Статья: Политология умирает в отсутствие публичной политики
С подачи Владислава Суркова создан политический вакуум – непременный участник чрезмерной централизации власти. Вот, на мой взгляд, итог сепарации статьи, сухой остаток. Действительно, грош цена всем политологическим прогнозам, ни один не сбылся. Видимо, только политические психологи могут претендовать на их производство, бихевиористы сиречь. Скажите, будет ли терапевт принимать роды? Будет, если дело в степи или в самолете происходит и нет никого более. Может ли человек владеть несколькими политическими науками как профессиями? Может, если он нероссийский человек. Российские пока не могут. Практики, знаете ли, свидетельствуют. Ни один прогноз не сбылся, а прогнозируют регулярно. Стыдно, господа. Вы же не шарлатаны! Или я не прав? Все мы имеем представление о том, что политик бывает величайшее множество, в том числе «реальная» от Глеба Павловского, но есть ли собственно «публичная»? Если ее рассматривать «как социальное явление, выраженное в искусстве посредничества между людьми или группами людей, для уменьшения издержек и противоречий в межчеловеческих отношениях, упорядочения и согласования действий людей ради своего спокойствия и социальной стабильности», то таковая должна быть. Обязана, уверен А.Мельвиль. Но есть ли? А.Самарина утверждает, что отсутствует. К.Шмитт писал, что «политическое не означает никакой собственной предметной области, но только степень интенсивности ассоциации или диссоциации людей». Видимо, в условиях сегодняшней России «степень интенсивности ассоциации» людей настолько низка, что дает нам право принять тезис А.Самариной чуть ли не априори. Итак, публичной политики нет. А какая есть? Совсем без политики политиков не бывает, а их у нас тучи. Значит, что-то подпитывает политические индивидуумы и заставляет их все-таки сбиваться в ассоциации: политические партии, общественные движения? Мотив понятен – жажда власти, закамуфлированная под борьбу за общественное благо. Но весь фокус в том, что некая мощная сила в лице государства не даст ассоциациям набрать необходимую «степень интенсивности», регулирует в интересах существующих властных групп. Демократично ли это? Вполне. Это и есть подлинный ракурс российской демократии, в котором отчетливо видно убийство публичной политики, а следовательно, и науки о ней. Ибо нет науки о мертвых, она им не нужна.

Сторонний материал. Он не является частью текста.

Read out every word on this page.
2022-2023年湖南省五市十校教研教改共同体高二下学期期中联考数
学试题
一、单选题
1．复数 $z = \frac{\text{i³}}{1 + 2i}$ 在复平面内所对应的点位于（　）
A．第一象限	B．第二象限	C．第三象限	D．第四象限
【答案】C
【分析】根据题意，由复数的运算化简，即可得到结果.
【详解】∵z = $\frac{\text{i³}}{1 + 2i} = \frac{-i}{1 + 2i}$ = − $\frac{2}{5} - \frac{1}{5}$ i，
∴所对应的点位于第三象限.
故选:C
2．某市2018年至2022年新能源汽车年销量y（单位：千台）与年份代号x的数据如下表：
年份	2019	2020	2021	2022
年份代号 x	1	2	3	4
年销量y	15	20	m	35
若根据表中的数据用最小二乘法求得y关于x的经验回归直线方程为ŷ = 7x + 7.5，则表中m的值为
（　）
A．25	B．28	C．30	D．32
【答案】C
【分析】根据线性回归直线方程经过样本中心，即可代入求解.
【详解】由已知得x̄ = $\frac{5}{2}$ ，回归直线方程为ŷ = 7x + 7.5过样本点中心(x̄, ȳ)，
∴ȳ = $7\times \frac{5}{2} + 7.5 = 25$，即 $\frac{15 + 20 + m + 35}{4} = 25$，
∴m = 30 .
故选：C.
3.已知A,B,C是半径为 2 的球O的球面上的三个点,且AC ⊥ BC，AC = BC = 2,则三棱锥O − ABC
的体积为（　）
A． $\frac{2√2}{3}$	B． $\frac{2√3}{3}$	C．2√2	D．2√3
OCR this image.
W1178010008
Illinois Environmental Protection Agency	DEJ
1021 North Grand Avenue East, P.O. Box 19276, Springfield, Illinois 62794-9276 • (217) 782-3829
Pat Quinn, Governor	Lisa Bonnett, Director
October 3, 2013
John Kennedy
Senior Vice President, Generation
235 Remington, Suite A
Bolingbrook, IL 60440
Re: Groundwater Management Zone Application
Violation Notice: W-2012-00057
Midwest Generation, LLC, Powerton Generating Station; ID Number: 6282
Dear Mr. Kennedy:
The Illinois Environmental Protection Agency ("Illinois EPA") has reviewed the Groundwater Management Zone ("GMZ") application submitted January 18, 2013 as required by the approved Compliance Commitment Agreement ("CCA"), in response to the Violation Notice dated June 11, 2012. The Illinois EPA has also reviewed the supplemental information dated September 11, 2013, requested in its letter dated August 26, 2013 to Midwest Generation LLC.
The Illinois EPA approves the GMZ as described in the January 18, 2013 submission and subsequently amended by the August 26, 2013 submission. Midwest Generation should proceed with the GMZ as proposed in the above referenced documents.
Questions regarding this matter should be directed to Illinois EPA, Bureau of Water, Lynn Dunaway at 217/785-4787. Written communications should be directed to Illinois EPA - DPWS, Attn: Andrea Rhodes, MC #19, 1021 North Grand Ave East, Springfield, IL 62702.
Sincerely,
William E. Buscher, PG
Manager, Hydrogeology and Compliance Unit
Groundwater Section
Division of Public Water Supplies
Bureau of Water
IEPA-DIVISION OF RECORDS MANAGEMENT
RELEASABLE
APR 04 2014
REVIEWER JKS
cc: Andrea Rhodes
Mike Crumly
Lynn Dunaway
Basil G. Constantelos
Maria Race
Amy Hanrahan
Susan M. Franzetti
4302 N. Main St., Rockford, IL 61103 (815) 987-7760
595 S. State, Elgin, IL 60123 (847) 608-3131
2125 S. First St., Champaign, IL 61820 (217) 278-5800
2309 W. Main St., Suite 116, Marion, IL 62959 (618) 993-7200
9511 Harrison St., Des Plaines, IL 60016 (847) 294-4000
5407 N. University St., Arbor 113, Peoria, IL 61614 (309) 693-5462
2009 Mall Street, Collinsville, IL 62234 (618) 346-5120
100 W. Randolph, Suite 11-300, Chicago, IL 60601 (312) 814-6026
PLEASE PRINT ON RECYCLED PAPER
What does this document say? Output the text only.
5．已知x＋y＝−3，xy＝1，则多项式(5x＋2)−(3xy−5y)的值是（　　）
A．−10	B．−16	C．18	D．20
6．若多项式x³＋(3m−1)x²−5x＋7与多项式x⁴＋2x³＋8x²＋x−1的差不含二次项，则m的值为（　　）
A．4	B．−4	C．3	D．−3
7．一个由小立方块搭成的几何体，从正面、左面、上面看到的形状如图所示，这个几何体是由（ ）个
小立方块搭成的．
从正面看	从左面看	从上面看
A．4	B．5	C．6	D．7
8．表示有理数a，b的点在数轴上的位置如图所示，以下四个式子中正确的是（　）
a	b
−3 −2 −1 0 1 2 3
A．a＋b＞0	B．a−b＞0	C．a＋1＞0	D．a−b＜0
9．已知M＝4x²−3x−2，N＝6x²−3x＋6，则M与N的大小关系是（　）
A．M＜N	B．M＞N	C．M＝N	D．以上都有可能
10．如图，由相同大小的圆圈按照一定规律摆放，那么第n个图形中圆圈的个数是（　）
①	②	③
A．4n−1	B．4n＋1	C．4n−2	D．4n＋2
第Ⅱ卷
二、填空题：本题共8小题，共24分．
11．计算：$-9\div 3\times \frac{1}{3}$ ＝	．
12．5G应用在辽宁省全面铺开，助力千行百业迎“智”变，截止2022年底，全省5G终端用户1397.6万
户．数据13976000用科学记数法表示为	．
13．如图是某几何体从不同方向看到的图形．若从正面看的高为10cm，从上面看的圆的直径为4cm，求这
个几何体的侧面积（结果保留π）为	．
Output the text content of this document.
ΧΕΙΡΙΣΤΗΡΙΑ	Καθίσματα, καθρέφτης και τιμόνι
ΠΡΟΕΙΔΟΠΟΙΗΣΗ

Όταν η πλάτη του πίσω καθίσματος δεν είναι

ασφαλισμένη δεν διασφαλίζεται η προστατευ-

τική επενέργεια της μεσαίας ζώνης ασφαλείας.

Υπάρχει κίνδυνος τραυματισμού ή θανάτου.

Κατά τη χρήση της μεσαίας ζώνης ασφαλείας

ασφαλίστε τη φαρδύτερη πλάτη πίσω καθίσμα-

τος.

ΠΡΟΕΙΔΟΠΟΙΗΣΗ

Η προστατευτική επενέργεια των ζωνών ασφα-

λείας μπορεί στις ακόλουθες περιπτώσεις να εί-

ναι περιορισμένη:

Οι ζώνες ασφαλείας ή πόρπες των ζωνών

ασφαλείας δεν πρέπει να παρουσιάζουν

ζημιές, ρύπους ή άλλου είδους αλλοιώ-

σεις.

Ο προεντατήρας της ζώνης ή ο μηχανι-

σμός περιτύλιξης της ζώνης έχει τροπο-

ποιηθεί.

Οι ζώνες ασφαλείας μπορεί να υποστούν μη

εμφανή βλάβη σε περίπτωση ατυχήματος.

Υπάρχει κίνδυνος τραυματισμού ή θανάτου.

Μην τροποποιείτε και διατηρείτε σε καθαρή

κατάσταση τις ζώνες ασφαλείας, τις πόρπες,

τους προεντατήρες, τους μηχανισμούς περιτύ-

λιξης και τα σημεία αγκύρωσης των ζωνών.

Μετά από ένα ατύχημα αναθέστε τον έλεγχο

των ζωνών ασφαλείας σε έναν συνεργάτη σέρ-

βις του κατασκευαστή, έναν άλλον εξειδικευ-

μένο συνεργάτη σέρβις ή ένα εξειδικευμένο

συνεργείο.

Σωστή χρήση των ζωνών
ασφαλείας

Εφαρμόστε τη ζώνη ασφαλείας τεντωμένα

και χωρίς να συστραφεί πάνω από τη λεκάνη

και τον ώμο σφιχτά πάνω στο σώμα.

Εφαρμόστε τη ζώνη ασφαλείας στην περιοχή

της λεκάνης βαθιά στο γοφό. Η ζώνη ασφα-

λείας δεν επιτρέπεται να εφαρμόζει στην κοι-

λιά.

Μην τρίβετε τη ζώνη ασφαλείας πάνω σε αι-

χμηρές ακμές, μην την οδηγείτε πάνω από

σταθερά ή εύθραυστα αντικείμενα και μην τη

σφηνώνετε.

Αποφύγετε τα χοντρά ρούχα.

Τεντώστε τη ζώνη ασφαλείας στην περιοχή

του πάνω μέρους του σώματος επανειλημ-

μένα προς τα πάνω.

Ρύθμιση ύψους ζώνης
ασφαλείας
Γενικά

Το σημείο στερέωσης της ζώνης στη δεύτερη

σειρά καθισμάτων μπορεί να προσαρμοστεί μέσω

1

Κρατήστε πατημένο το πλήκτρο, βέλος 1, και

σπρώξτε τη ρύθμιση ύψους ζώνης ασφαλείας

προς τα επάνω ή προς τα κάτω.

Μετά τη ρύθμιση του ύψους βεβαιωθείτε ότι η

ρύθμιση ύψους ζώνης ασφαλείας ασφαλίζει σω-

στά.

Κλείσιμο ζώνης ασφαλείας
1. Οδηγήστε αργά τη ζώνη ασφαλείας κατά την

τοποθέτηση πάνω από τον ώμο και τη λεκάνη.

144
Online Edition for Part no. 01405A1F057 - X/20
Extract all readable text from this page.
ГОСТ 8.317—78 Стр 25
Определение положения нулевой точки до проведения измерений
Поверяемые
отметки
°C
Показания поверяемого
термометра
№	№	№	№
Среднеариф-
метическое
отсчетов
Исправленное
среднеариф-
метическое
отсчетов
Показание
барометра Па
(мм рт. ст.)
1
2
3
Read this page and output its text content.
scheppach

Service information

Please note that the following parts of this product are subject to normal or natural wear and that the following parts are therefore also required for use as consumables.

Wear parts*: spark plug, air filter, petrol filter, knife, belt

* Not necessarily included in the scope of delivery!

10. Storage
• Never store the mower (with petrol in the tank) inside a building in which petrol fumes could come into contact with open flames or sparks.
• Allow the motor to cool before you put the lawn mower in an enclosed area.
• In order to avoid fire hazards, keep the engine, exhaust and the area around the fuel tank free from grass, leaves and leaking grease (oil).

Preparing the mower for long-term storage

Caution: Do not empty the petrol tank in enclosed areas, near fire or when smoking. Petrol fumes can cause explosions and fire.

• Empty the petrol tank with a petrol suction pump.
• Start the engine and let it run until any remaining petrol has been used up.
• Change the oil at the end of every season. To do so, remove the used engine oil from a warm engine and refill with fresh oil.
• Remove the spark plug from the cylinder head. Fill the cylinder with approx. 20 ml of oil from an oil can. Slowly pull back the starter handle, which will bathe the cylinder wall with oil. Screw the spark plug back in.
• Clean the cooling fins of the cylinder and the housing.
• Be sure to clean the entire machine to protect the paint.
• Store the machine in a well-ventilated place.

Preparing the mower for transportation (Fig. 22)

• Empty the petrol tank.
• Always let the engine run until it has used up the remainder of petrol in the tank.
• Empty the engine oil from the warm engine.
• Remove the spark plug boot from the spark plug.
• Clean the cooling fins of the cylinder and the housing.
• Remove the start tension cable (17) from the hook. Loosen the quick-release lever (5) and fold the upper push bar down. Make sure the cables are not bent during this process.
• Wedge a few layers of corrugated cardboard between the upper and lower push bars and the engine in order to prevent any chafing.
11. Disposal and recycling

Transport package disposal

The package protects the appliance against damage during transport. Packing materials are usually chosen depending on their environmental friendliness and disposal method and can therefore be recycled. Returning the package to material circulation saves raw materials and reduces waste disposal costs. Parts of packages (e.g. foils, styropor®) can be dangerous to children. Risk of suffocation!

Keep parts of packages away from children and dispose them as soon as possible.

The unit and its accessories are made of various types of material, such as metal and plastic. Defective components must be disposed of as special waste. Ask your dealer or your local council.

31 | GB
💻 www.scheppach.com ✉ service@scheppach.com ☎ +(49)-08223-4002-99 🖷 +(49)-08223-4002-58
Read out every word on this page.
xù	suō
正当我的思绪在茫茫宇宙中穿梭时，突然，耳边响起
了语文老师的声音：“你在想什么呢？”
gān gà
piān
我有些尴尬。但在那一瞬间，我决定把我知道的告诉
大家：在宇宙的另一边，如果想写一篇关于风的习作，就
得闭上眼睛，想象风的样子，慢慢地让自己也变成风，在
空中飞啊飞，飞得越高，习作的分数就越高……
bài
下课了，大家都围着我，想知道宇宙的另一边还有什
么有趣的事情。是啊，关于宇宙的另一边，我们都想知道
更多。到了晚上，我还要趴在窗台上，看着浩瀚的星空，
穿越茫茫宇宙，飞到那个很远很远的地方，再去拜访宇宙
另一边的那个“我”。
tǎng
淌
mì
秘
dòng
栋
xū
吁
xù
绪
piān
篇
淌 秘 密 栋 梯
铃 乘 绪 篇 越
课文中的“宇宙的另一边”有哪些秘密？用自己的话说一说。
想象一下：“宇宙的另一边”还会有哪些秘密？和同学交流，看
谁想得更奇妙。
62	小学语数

Вот и все. То есть мы имеем некий терминологический гибрид: государственную публичную политику. Но совсем без публичной политики невозможно. Это действительно будет означать полное отсутствие политики, что возможно только на заброшенном кладбище. Вспомним, что помимо К.Шмитта М.Вебер тоже говорил о политике как общественном (публичном!) предприятии. И бихевиористы, в своем понимании политики опустившись до микроуровня, то есть от систем подойдя к человекам, обнаружили, что те своими действиями-взаимодействиями выстраивают некую политическую сферу, производят некую суммарную политическую активность. Публичную политику. Или не выстраивают и не производят в нужном количестве и надлежащем качестве. Спорное, казалось бы, утверждение об отсутствии публичной политики обрело понятийную серьезность. Значит, нам есть о чем поговорить. В частности, зреют ли «гроздья гнева»? Видимо, да, но в очень латентной форме. Потому что в нищей духом и интеллектом стране идеи воруют в первую очередь. Но как-то странно это делают: толком ни украсть не могут, ни подкараулить. Возьмите, например, политическую идеологию «социальный консерватизм». Откуда она в свое время появилась на скрижалях «Единой России»? Как она могла быть официально объявлена таковой одними лицами, а другие лица, в частности пресс-секретарь Б.Грызлова, не менее официально посетовал, что не нашел упоминаний о социальном консерватизме в интернете? Святая простота. Откуда ему было знать, что термин был вброшен на заседании Высшего совета партии О.Морозовым, исполняющим обязанности идеолога, одобрен и моментально пошел гулять по страницам СМИ, не имея автобиографии и паспорта. А эти документы были и остались собственностью Центра теории и практики политического действия, чьи интересы я представляю. Потом единороссы даже создали собственный Центр социально-консервативной политики, не имея в принципе идеологии как таковой, но обзавестись хотелось. И хорошо, и славно, но потом вдруг (в одночасье!) от такой идеологии (а была ли она?) отказались в пользу идеологии суверенной демократии, которая и как концепция еще не сложилась. Впору и центр переименовывать, поскольку одноименной политики не будет. Темная история. Нет повести печальнее на свете, чем повесть об идеях в интернете. Легко отказаться от того, чего нет. Впрочем, это совсем другая история о жизни и смерти политологии в России. И мы ее, надеюсь, продолжим, если не умрем.